Use it when you want a clean PR-vs-main comparison on the same transcript slice.

For a deterministic cache-busting proof case, run:

python benchmarks/synthetic_token_cache_bust_report.py

That synthetic replay forces token mode to retroactively rewrite a prior tool result on the second turn while cache mode remains stable.
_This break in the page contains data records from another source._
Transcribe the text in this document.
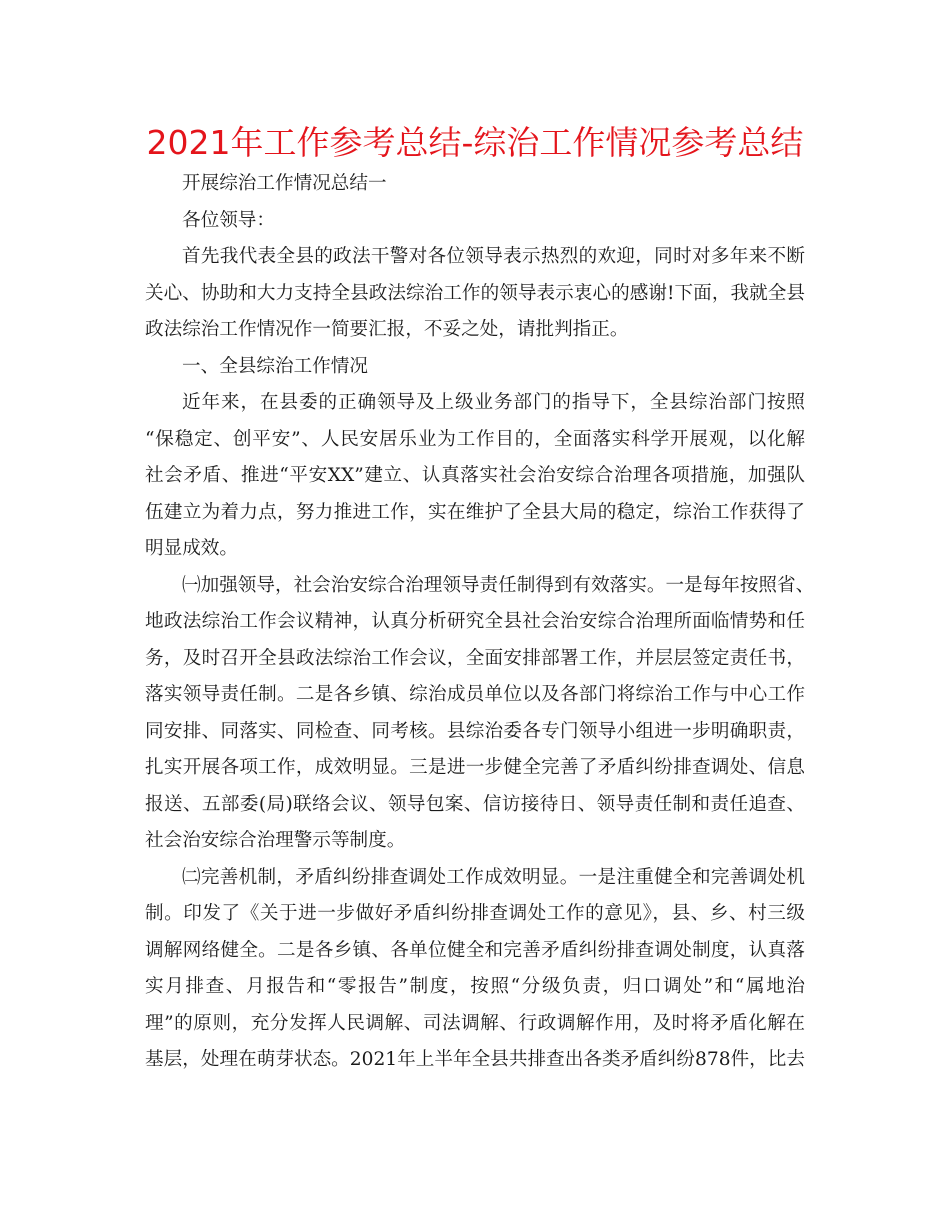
2021年工作参考总结-综治工作情况参考总结
开展综治工作情况总结一
各位领导：
首先我代表全县的政法干警对各位领导表示热烈的欢迎，同时对多年来不断
关心、协助和大力支持全县政法综治工作的领导表示衷心的感谢!下面，我就全县
政法综治工作情况作一简要汇报，不妥之处，请批判指正。
一、全县综治工作情况
近年来，在县委的正确领导及上级业务部门的指导下，全县综治部门按照
“保稳定、创平安”、人民安居乐业为工作目的，全面落实科学开展观，以化解
社会矛盾、推进“平安XX”建立、认真落实社会治安综合治理各项措施，加强队
伍建立为着力点，努力推进工作，实在维护了全县大局的稳定，综治工作获得了
明显成效。
㈠加强领导，社会治安综合治理领导责任制得到有效落实。一是每年按照省、
地政法综治工作会议精神，认真分析研究全县社会治安综合治理所面临情势和任
务，及时召开全县政法综治工作会议，全面安排部署工作，并层层签定责任书，
落实领导责任制。二是各乡镇、综治成员单位以及各部门将综治工作与中心工作
同安排、同落实、同检查、同考核。县综治委各专门领导小组进一步明确职责，
扎实开展各项工作，成效明显。三是进一步健全完善了矛盾纠纷排查调处、信息
报送、五部委(局)联络会议、领导包案、信访接待日、领导责任制和责任追查、
社会治安综合治理警示等制度。
㈡完善机制，矛盾纠纷排查调处工作成效明显。一是注重健全和完善调处机
制。印发了《关于进一步做好矛盾纠纷排查调处工作的意见》，县、乡、村三级
调解网络健全。二是各乡镇、各单位健全和完善矛盾纠纷排查调处制度，认真落
实月排查、月报告和“零报告”制度，按照“分级负责，归口调处”和“属地治
理”的原则，充分发挥人民调解、司法调解、行政调解作用，及时将矛盾化解在
基层，处理在萌芽状态。2021年上半年全县共排查出各类矛盾纠纷878件，比去
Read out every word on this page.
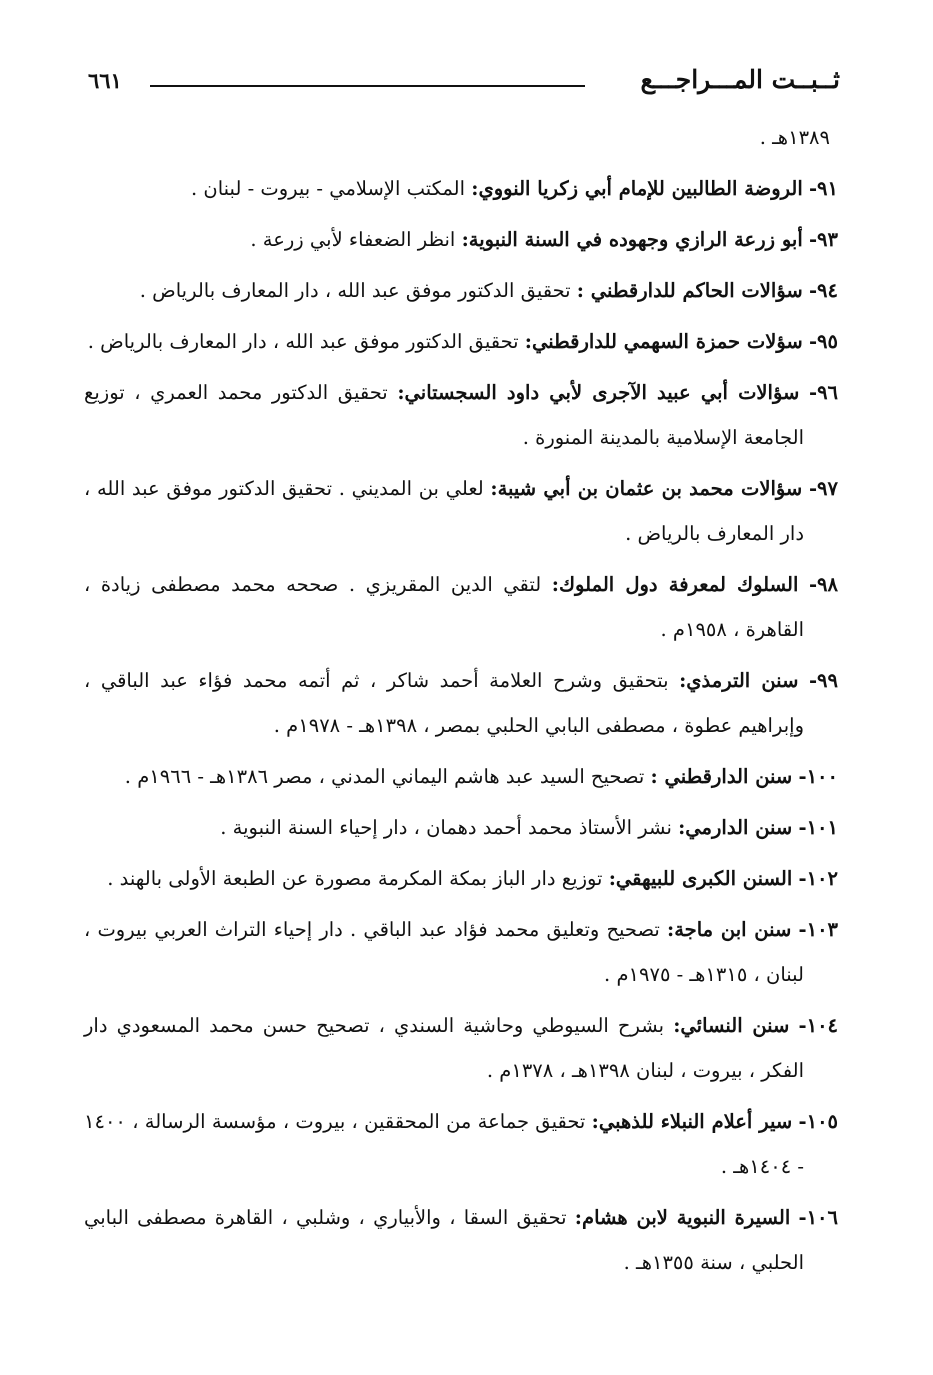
ثــبــت المـــراجـــع
٦٦١

١٣٨٩هـ .

٩١- الروضة الطالبين للإمام أبي زكريا النووي: المكتب الإسلامي - بيروت - لبنان .

٩٣- أبو زرعة الرازي وجهوده في السنة النبوية: انظر الضعفاء لأبي زرعة .

٩٤- سؤالات الحاكم للدارقطني : تحقيق الدكتور موفق عبد الله ، دار المعارف بالرياض .

٩٥- سؤلات حمزة السهمي للدارقطني: تحقيق الدكتور موفق عبد الله ، دار المعارف بالرياض .

٩٦- سؤالات أبي عبيد الآجرى لأبي داود السجستاني: تحقيق الدكتور محمد العمري ، توزيع الجامعة الإسلامية بالمدينة المنورة .

٩٧- سؤالات محمد بن عثمان بن أبي شيبة: لعلي بن المديني . تحقيق الدكتور موفق عبد الله ، دار المعارف بالرياض .

٩٨- السلوك لمعرفة دول الملوك: لتقي الدين المقريزي . صححه محمد مصطفى زيادة ، القاهرة ، ١٩٥٨م .

٩٩- سنن الترمذي: بتحقيق وشرح العلامة أحمد شاكر ، ثم أتمه محمد فؤاء عبد الباقي ، وإبراهيم عطوة ، مصطفى البابي الحلبي بمصر ، ١٣٩٨هـ - ١٩٧٨م .

١٠٠- سنن الدارقطني : تصحيح السيد عبد هاشم اليماني المدني ، مصر ١٣٨٦هـ - ١٩٦٦م .

١٠١- سنن الدارمي: نشر الأستاذ محمد أحمد دهمان ، دار إحياء السنة النبوية .

١٠٢- السنن الكبرى للبيهقي: توزيع دار الباز بمكة المكرمة مصورة عن الطبعة الأولى بالهند .

١٠٣- سنن ابن ماجة: تصحيح وتعليق محمد فؤاد عبد الباقي . دار إحياء التراث العربي بيروت ، لبنان ، ١٣١٥هـ - ١٩٧٥م .

١٠٤- سنن النسائي: بشرح السيوطي وحاشية السندي ، تصحيح حسن محمد المسعودي دار الفكر ، بيروت ، لبنان ١٣٩٨هـ ، ١٣٧٨م .

١٠٥- سير أعلام النبلاء للذهبي: تحقيق جماعة من المحققين ، بيروت ، مؤسسة الرسالة ، ١٤٠٠ - ١٤٠٤هـ .

١٠٦- السيرة النبوية لابن هشام: تحقيق السقا ، والأبياري ، وشلبي ، القاهرة مصطفى البابي الحلبي ، سنة ١٣٥٥هـ .
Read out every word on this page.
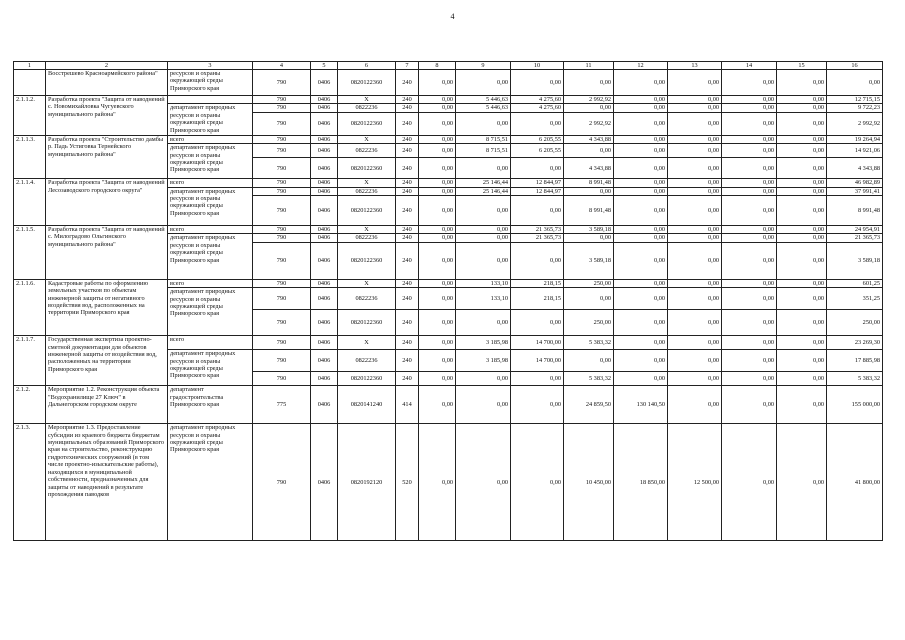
4
1	2	3	4	5	6	7	8	9	10	11	12	13	14	15	16
	Восстрешево Красноармейского района"	ресурсов и охраны окружающей среды Приморского края	790	0406	0820122360	240	0,00	0,00	0,00	0,00	0,00	0,00	0,00	0,00	0,00
2.1.1.2.	Разработка проекта "Защита от наводнений с. Новомихайловка Чугуевского муниципального района"		790	0406	X	240	0,00	5 446,63	4 275,60	2 992,92	0,00	0,00	0,00	0,00	12 715,15
		департамент природных ресурсов и охраны окружающей среды Приморского края	790	0406	0822236	240	0,00	5 446,63	4 275,60	0,00	0,00	0,00	0,00	0,00	9 722,23
			790	0406	0820122360	240	0,00	0,00	0,00	2 992,92	0,00	0,00	0,00	0,00	2 992,92
2.1.1.3.	Разработка проекта "Строительство дамбы р. Падь Устиговка Тернейского муниципального района"	всего	790	0406	X	240	0,00	8 715,51	6 205,55	4 343,88	0,00	0,00	0,00	0,00	19 264,94
		департамент природных ресурсов и охраны окружающей среды Приморского края	790	0406	0822236	240	0,00	8 715,51	6 205,55	0,00	0,00	0,00	0,00	0,00	14 921,06
			790	0406	0820122360	240	0,00	0,00	0,00	4 343,88	0,00	0,00	0,00	0,00	4 343,88
2.1.1.4.	Разработка проекта "Защита от наводнений Лесозаводского городского округа"	всего	790	0406	X	240	0,00	25 146,44	12 844,97	8 991,48	0,00	0,00	0,00	0,00	46 982,89
		департамент природных ресурсов и охраны окружающей среды Приморского края	790	0406	0822236	240	0,00	25 146,44	12 844,97	0,00	0,00	0,00	0,00	0,00	37 991,41
			790	0406	0820122360	240	0,00	0,00	0,00	8 991,48	0,00	0,00	0,00	0,00	8 991,48
2.1.1.5.	Разработка проекта "Защита от наводнений с. Милоградово Ольгинского муниципального района"	всего	790	0406	X	240	0,00	0,00	21 365,73	3 589,18	0,00	0,00	0,00	0,00	24 954,91
		департамент природных ресурсов и охраны окружающей среды Приморского края	790	0406	0822236	240	0,00	0,00	21 365,73	0,00	0,00	0,00	0,00	0,00	21 365,73
			790	0406	0820122360	240	0,00	0,00	0,00	3 589,18	0,00	0,00	0,00	0,00	3 589,18
2.1.1.6.	Кадастровые работы по оформлению земельных участков по объектам инженерной защиты от негативного воздействия вод, расположенных на территории Приморского края	всего	790	0406	X	240	0,00	133,10	218,15	250,00	0,00	0,00	0,00	0,00	601,25
		департамент природных ресурсов и охраны окружающей среды Приморского края	790	0406	0822236	240	0,00	133,10	218,15	0,00	0,00	0,00	0,00	0,00	351,25
			790	0406	0820122360	240	0,00	0,00	0,00	250,00	0,00	0,00	0,00	0,00	250,00
2.1.1.7.	Государственная экспертиза проектно-сметной документации для объектов инженерной защиты от воздействия вод, расположенных на территории Приморского края	всего	790	0406	X	240	0,00	3 185,98	14 700,00	5 383,32	0,00	0,00	0,00	0,00	23 269,30
		департамент природных ресурсов и охраны окружающей среды Приморского края	790	0406	0822236	240	0,00	3 185,98	14 700,00	0,00	0,00	0,00	0,00	0,00	17 885,98
			790	0406	0820122360	240	0,00	0,00	0,00	5 383,32	0,00	0,00	0,00	0,00	5 383,32
2.1.2.	Мероприятие 1.2. Реконструкция объекта "Водохранилище 27 Ключ" в Дальнегорском городском округе	департамент градостроительства Приморского края	775	0406	0820141240	414	0,00	0,00	0,00	24 859,50	130 140,50	0,00	0,00	0,00	155 000,00
2.1.3.	Мероприятие 1.3. Предоставление субсидии из краевого бюджета бюджетам муниципальных образований Приморского края на строительство, реконструкцию гидротехнических сооружений (в том числе проектно-изыскательские работы), находящихся в муниципальной собственности, предназначенных для защиты от наводнений в результате прохождения паводков	департамент природных ресурсов и охраны окружающей среды Приморского края	790	0406	0820192120	520	0,00	0,00	0,00	10 450,00	18 850,00	12 500,00	0,00	0,00	41 800,00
Use it to verify the simulator can distinguish:

  • token: history rewrite + cache bust
  • cache: no rewrite + no bust

For a reproducible local report bundle that combines:

  • full real-session replay summaries
  • local-only processed real input/output excerpts
  • synthetic token-bust proof
  • synthetic long-form stress tests

run:

python benchmarks/cache_validation_bundle.py --workers 1 --output-dir benchmark_results/cache_validation_bundle_full

Notes:

  • By default the bundle is redaction-safe for sharing:
  • real processed reports redact transcript-derived content excerpts
  • manifest paths are redacted
  • To include local processed content excerpts for private review on your own machine:
python benchmarks/cache_validation_bundle.py --workers 1 --include-content
  • The bundle writes:
  • index.html / index.md: top-level summary and links
  • bundle_manifest.json: runtime metadata + corpus fingerprint
  • real/: full real-session replay reports
  • real_processed/: processed before/after excerpts from real transcripts
  • synthetic_token_bust/: minimal explicit cache-bust proof
  • synthetic_long_suite/: long deterministic rewrite/TTL scenarios
  • Checkpoints are scoped under the bundle output directory and fingerprinted by the selected corpus so stale runs do not contaminate new results.

The Claude session benchmark replays local transcript data from ~/.claude/projects through baseline, token, and cache modes. It estimates raw tokens, cache read/write tokens, paid input/output costs, and prompt-window winners under two assumptions:

  • cached tokens count against the model window
  • cache reads do not count against the model window

Notes:

  • It writes local output to benchmark_results/, which is gitignored.
  • It is intentionally conservative on memory. Run with --workers 1 for the most stable full-corpus replay. Higher worker counts increase memory use.
  • It uses transcript-visible messages only. Hidden Claude Code system/tool schemas are not available in the local .jsonl files, so the numbers are comparative estimates rather than exact provider billing replicas.